İnsan iyilik ve kötülük yapma eğilimi ile yaratılmıştır. Aklını iradesini Yaradan’ın koyduğu ölçüler yönünde kullanırsa iyilik, güzellik ve hayır yolunda gider. “Doğruluktan ayrılmayın. Çünkü doğruluk (insanı) iyiliğe, iyilik de cennete götürür. Kişi devamlı doğru söyler ve doğruluktan ayrılmazsa Allah katında "doğru/sıddîk" olarak tescillenir. Yalandan sakının! Çünkü yalan (insanı) kötülüğe, kötülük de cehenneme götürür.
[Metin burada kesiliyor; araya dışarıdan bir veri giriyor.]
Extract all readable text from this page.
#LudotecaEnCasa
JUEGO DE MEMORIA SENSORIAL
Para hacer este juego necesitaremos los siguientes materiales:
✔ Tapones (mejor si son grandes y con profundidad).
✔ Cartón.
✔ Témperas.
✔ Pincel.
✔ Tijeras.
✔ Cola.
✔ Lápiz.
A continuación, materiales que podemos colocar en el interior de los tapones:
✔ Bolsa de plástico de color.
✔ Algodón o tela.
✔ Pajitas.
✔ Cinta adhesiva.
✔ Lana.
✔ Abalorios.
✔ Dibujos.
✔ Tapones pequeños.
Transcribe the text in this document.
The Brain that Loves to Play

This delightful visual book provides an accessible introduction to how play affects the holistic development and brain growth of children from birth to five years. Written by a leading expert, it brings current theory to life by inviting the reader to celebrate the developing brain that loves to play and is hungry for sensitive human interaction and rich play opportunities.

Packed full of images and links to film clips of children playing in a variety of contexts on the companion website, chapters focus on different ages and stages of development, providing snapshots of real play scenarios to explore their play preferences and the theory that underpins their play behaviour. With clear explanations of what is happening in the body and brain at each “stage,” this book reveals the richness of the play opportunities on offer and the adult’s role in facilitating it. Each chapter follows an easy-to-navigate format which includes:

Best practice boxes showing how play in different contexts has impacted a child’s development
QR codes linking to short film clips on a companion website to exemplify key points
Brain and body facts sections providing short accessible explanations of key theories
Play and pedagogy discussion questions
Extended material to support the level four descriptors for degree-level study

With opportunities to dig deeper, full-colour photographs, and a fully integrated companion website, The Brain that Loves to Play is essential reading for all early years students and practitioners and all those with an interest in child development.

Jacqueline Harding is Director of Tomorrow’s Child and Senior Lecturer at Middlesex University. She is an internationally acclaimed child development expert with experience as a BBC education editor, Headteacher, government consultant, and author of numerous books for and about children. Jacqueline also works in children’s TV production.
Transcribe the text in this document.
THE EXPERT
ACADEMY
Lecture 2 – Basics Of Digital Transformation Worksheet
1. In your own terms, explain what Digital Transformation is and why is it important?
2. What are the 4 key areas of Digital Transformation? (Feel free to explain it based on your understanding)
Kişi devamlı yalan söyler, yalan peşinde koşarsa Allah katında "yalancı/kezzâb" olarak tescillenir.”[1]
İnsan şeytanın, nefsinin istek ve arzularına uyarsa kötülüklere meyleder. İyilik asla küçük görülmeden ve hiçbir karşılık beklenmeden yapılmalıdır. Bir selam bin hatır yapar. Tebessüm etmek, güzel bir söz söylemek, hastayı ziyaret etmek, insanın sevincini, acısını paylaşmak gönüllere dokunmak gibi. Ayrıca bu iyiliklerin maddi bir bedeli de yoktur. İyilik yapan önce kendine iyilik yapmış olur ve hayatına anlam katar ve mutlu kılar. Kötülük yapanda en çok kendine kötülük yapar. Bu sebeple her zaman mutsuzdur. “Kim bir iyilik yaptığında seviniyor, bir kötülük yaptığında üzülüyorsa o mümindir.” [2]. “Rabbimiz! Bize dünyada da iyilik ver, âhirette de iyilik ver ve bizi cehennem azabından koru.” [3].
Ramazan Bayramınızı kutlar, dünya ve ahiret mutluluğu dilerim.